Deep in the Sierra Nevada de Santa Marta lies an ancient city believed to have been built over 1,000-years ago by the indigenous Tairona tribe. The mysterious ‘Ciudad Perdida’ was discovered in 1972 by a group of treasure hunters who, in search for gold, stumbled upon some twelve hundred steps leading the way to a series of terraces carefully carved into the mountainside.
Abandoned during the Spanish conquest, the site, alternatively known as ‘Teyuna’, was once the political and economic hub at the heart of many surrounding villages that may have housed between 2,000 and 4,000 people. Until 2005, the region was strongly affected by the internal conflict, making it impossible for tourists to venture up to the city for fear of being kidnapped. Teyuna is now actively patrolled by the Colombian army and, consequently, considered very safe for visitors.
A trek to the largest of an estimated 200 Tairona lost cities, only accessible on foot, is a must-do when travelling along the country’s Caribbean Coast, and can be best done over a period of four to six days. It is without a doubt one of the most challenging and exhilarating hikes in all of South America, an unforgettable experience with spectacular jungle scenery and a unique culture that cannot be found anywhere else in the world.
After waiting for what seems an eternity in the scorching Santa Marta heat, I eagerly hop into the air-conditioned jeep that will take me on the bumpy two-hour drive to the small town of El Mamey. The 45 kilometer trip through river valleys, hills and pristine rainforest of the Sierra Nevada Mountains is about to begin. Setting off immediately after a hearty lunch of rice and beans to avoid walking on an empty stomach, the entire route is spent in an inevitable late afternoon rainfall. Then, we are greeted with a four kilometer ascend in direct sunlight that leaves me questioning whether the first leg of the trek really is thought to be “the easiest.”

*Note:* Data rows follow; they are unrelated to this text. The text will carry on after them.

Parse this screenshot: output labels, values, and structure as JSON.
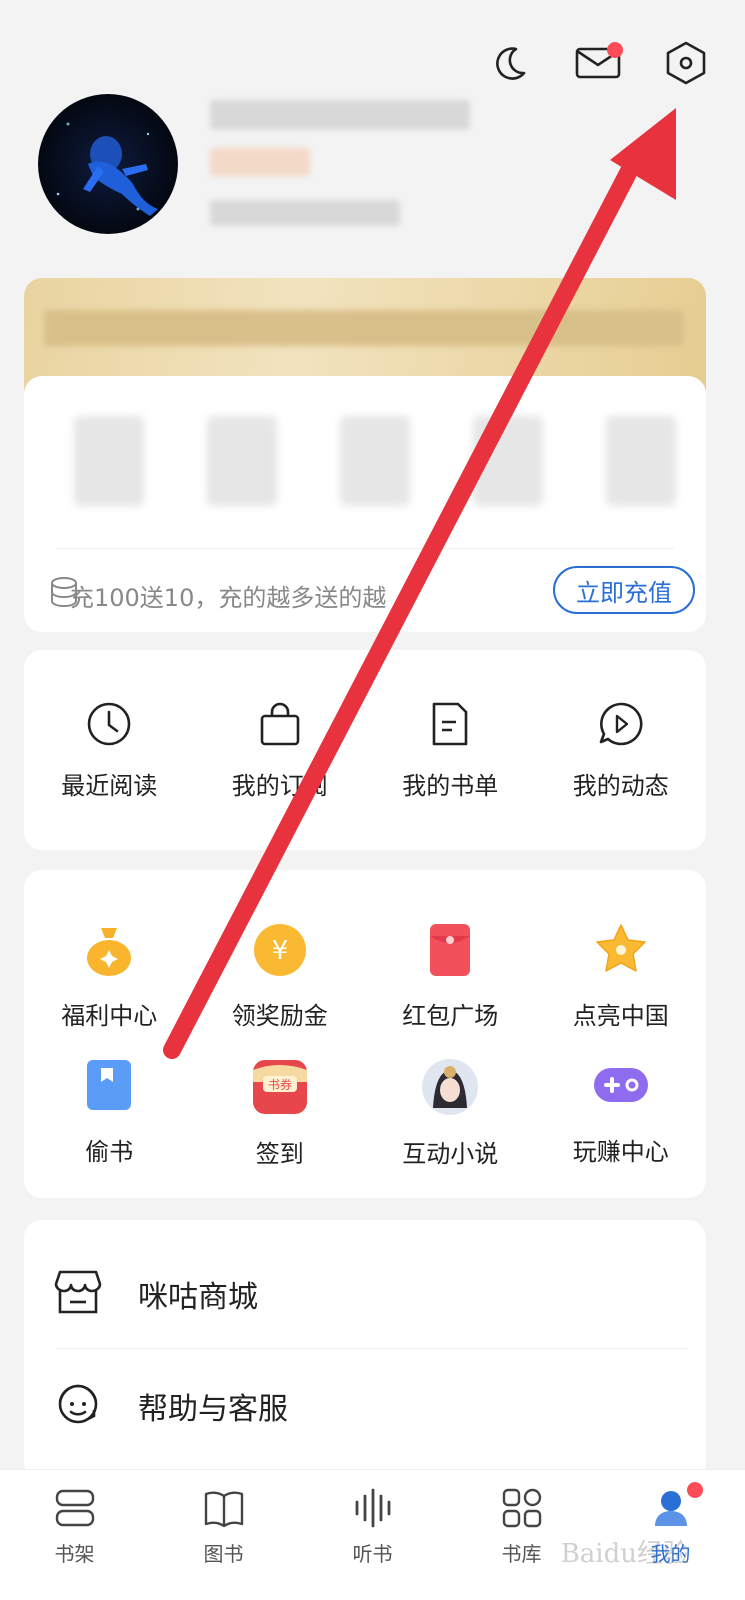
{
  "header": {
    "night_mode_icon": "moon-icon",
    "messages_icon": "mail-icon",
    "settings_icon": "settings-hexagon-icon"
  },
  "recharge": {
    "promo_text": "充100送10，充的越多送的越",
    "button_label": "立即充值"
  },
  "quick_actions": [
    {
      "label": "最近阅读",
      "icon": "clock-icon"
    },
    {
      "label": "我的订阅",
      "icon": "bag-icon"
    },
    {
      "label": "我的书单",
      "icon": "document-icon"
    },
    {
      "label": "我的动态",
      "icon": "play-bubble-icon"
    }
  ],
  "features": [
    {
      "label": "福利中心",
      "icon": "money-bag-icon"
    },
    {
      "label": "领奖励金",
      "icon": "yuan-coin-icon"
    },
    {
      "label": "红包广场",
      "icon": "red-envelope-icon"
    },
    {
      "label": "点亮中国",
      "icon": "star-icon"
    },
    {
      "label": "偷书",
      "icon": "bookmark-book-icon"
    },
    {
      "label": "签到",
      "icon": "coupon-icon"
    },
    {
      "label": "互动小说",
      "icon": "character-avatar-icon"
    },
    {
      "label": "玩赚中心",
      "icon": "gamepad-icon"
    }
  ],
  "menu": [
    {
      "label": "咪咕商城",
      "icon": "store-icon"
    },
    {
      "label": "帮助与客服",
      "icon": "customer-service-icon"
    }
  ],
  "tabs": [
    {
      "label": "书架",
      "icon": "bookshelf-icon"
    },
    {
      "label": "图书",
      "icon": "book-icon"
    },
    {
      "label": "听书",
      "icon": "audio-wave-icon"
    },
    {
      "label": "书库",
      "icon": "grid-icon"
    },
    {
      "label": "我的",
      "icon": "profile-icon",
      "active": true
    }
  ],
  "watermark": "Baidu经验",
  "colors": {
    "accent": "#2a6fd6",
    "badge": "#ff4d57",
    "arrow": "#e8333f"
  }
}
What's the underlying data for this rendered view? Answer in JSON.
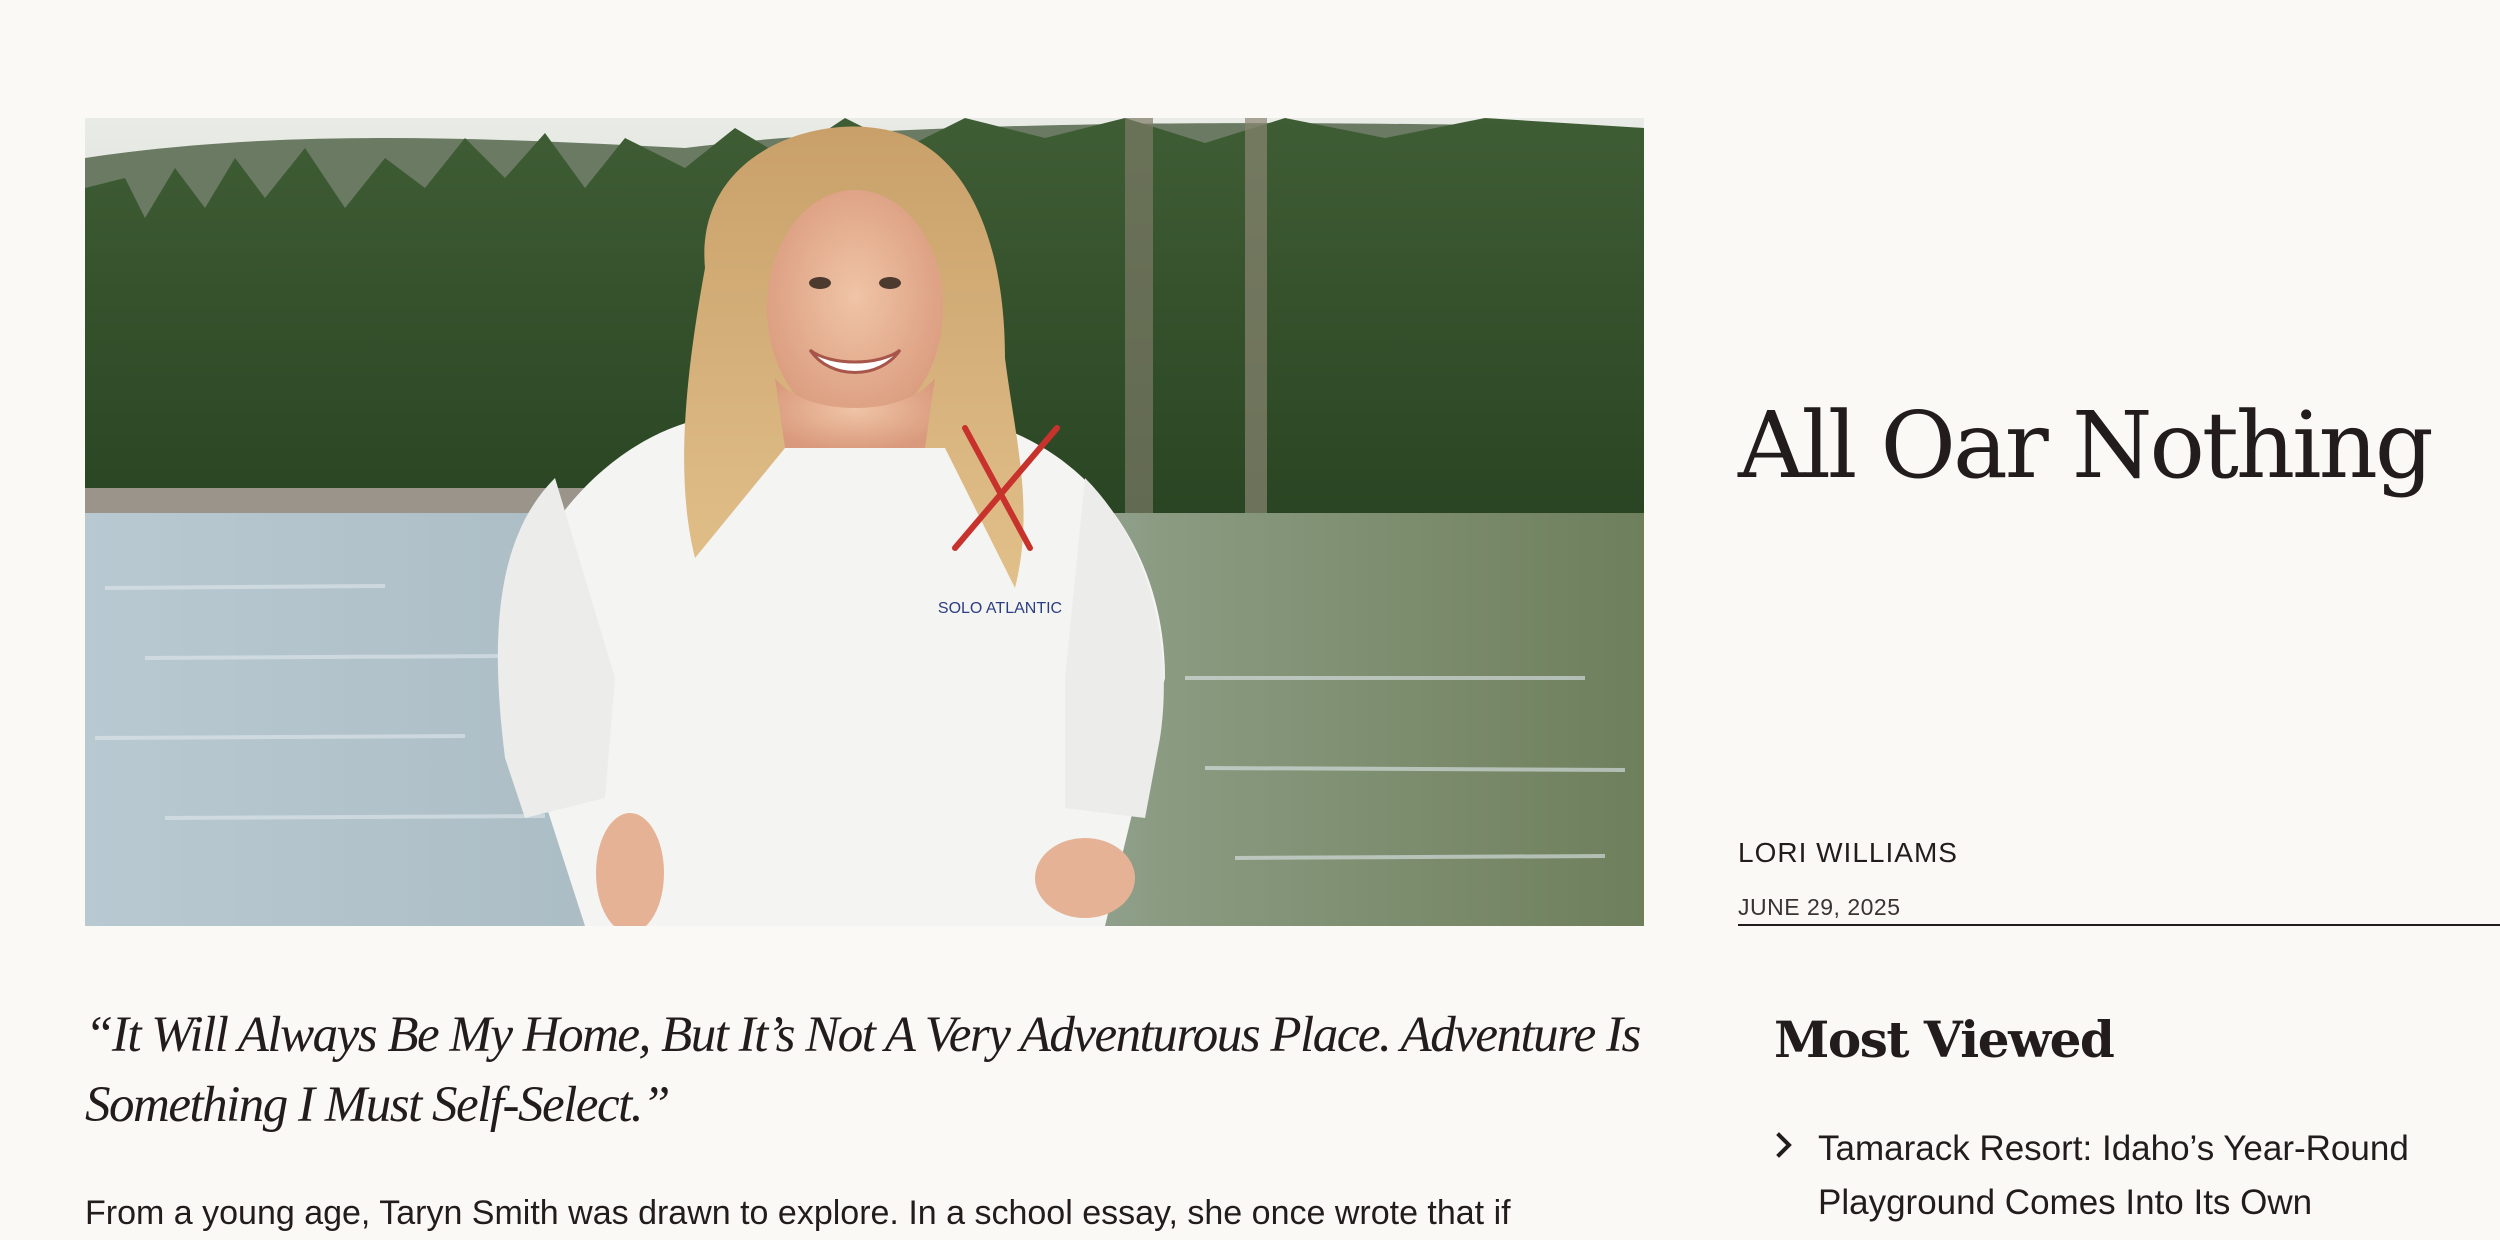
{
  "article": {
    "title": "All Oar Nothing",
    "author": "LORI WILLIAMS",
    "date": "JUNE 29, 2025",
    "hero_image_icon": "portrait-photo",
    "pull_quote": "“It Will Always Be My Home, But It’s Not A Very Adventurous Place. Adventure Is Something I Must Self-Select.”",
    "body_first_line": "From a young age, Taryn Smith was drawn to explore. In a school essay, she once wrote that if"
  },
  "sidebar": {
    "most_viewed_heading": "Most Viewed",
    "items": [
      {
        "label": "Tamarack Resort: Idaho’s Year-Round Playground Comes Into Its Own",
        "icon": "chevron-right-icon"
      }
    ]
  },
  "colors": {
    "page_background": "#faf9f6",
    "text": "#231c1c"
  }
}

Focusing solely on the end goal of reaching the famed Ciudad Perdida, I naively approached the experience with little knowledge of what to expect from the actual hike, and it does not take long before I am blown away by the sheer beauty of the landscape lining the narrow path. Our first break brings with it a sudden and very timely downpour that transforms our surroundings into a verdant oasis. I stand admiring the emerald mountainside contrasted against the violet-grey of the low hanging clouds. Feeling slightly cooler in the newly fresh air, we are grateful to the rain for providing us with some relief from the 35° degree heat and make our way to the camp where we will spend our first night sleeping in the jungle, accompanied by the deafening high-pitched shriek of cicadas and incessant croaking of toads.
With the ambitious aim of covering a distance of 25 kilometers in one day, we are required to start as early as possible and set our alarms for 5 am. Departing an hour later ,we cautiously trek through the clay-like mud that makes the downhill sections of the trail a real task for those not wearing hiking boots. As we head deeper into the dense rainforest canopy, the humidity becomes almost unbearable and I come to the realization that the chances of ever being properly dry during the excursion are very slim. Arriving at Mamuke around 10 a.m., we are rewarded with the opportunity to go swimming in a delightfully cold river before eating and finishing the remaining five hours to Paraiso Teyuna Camp, located just one kilometer from the Lost City. The winding path leads us through the jungle past Kogí villages and along Río Buritaca, where we are forced to wade in waist-deep water to make it across to the other side for dinner and hammocks as beds for the evening.
Approximately one hundred people visit the Lost City every day, and our guide explains that rising at 4:30 am is the best way to ensure arriving before the crowds. Stumbling around in the darkness, we put on our sweat-soaked clothing and sneak out of the campsite while the other groups are still asleep. Barely awake, I painfully pull myself up every single one of the 1,200 stone slabs that pave the way to Teyuna. My excitement grows with each step. When I finally manage to reach the top, I am overwhelmed with an incredibly strong sense of achievement, as I look at the three stone circles spread out before me, glistening in the early morning sun. La Ciudad Perdida is breathtaking, a truly impressive feat of construction situated amongst mountains and lush rainforest that only heightens the magical feeling one gets the moment they step into the sacred site.
Wandering higher and higher through the towering palms, I take a second before leaving to appreciate the tiers of circular terraces that seem to almost perch upon the canopy below, a window into the past, and a place of genuine peace and tranquility. Despite knowing that we must retrace our steps back to Mamuke where we will spend our last night, and subsequently make the arduous journey all the way to El Mamey, the memory of the enchanting Lost City will stay in my mind for ever and I realize that trekking for four days through the rugged Sierra Nevada with all kinds of weather conditions is undoubtedly worth it, as are most adventures in Colombia.